Back in the day (college, and for a few years after) I ran an insane schedule. There was a time I had four campaigns going at once – three fantasy campaigns with GURPS, one Champions campaign – and I was prone to frequent burnout. I had to take a few months off every two to three years.
Then I discovered fantasy combat LARPing. I'd been a GM for twenty years. I'd done that about ten times as often as I was ever a player. Not only did I want to play, but there was the sheer exhilaration of not merely sitting back in an armchair, holding dice and telling a GM what my character was doing, but by-God working my way through a forest, holding a cutlass and leading an actual attack against the bad guys. For real. Being physical again, as I hadn't been since I was a teenager.

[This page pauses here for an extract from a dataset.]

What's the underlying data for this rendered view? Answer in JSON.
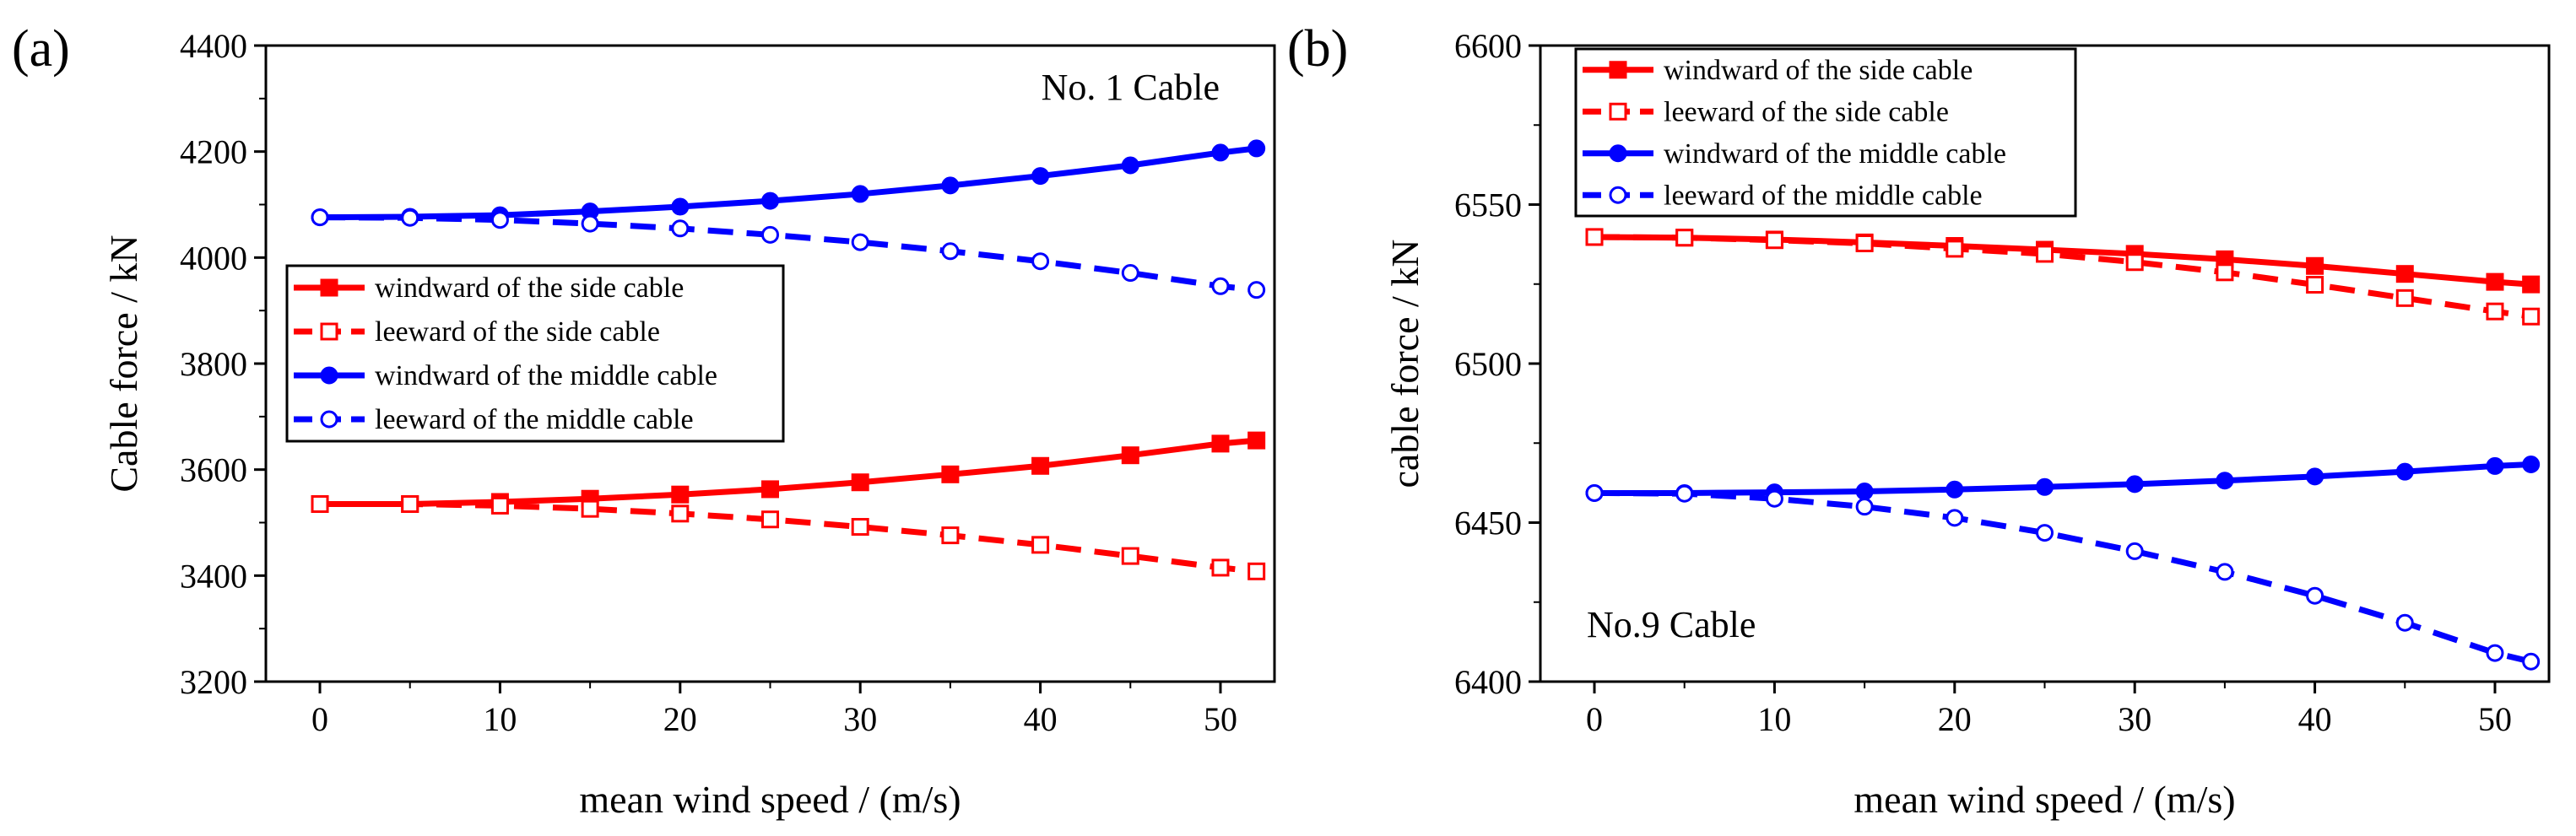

It was full of awesome ... and it also took place on the weekends. The summer I went full-on, starting a long stretch of 15-20 events a year, my carefully balanced two-weekends-a-month groups went blooey. I called another "hiatus" -- this one lasted nearly a decade.
But ... combat LARPing is a young adventurer's game. I'd been LARPing 13 years all told by the early 2000s, and I was a few years older than most of the others when I'd started. The politicking had long since gotten to me, it was eating my life, and at age 42 (the oldest player in the game), the six hours of fight practice I was inflicting upon my deteriorating joints each week wasn't doing more than slowing the erosion of my skills. I got out.
So I wasn't being creative, I was bored out of my gourd, our social circle had almost all been in the LARP (and promptly vanished when we did), and my future wife suggested I haul the dusty crates full of papers and gamebooks out of the basement and GM again. That was eleven years ago.
And that's the way to do it. Burned out? Your game just isn't satisfying, and hasn't been for a while? Take six months off and walk in the woods. Take in some hockey or soccer matches. Play board games. Do that volunteer work your gaming schedule sabotaged. Catch up on your reading, go bowling, hit a museum a day a week, whatever. The official rules of that LARP were ceremonially read before every event, and Rule #1 started with "We should all be doing this to have fun."
I keep that in mind. We should all be doing this to have fun. If we're not, we should do something that is, and if that isn't playing RPGs, then it isn't. No harm, no foul. Honest.
Seriously, your friends will understand. Heck, two of the players at the end in 1994 came back, and are in my group today.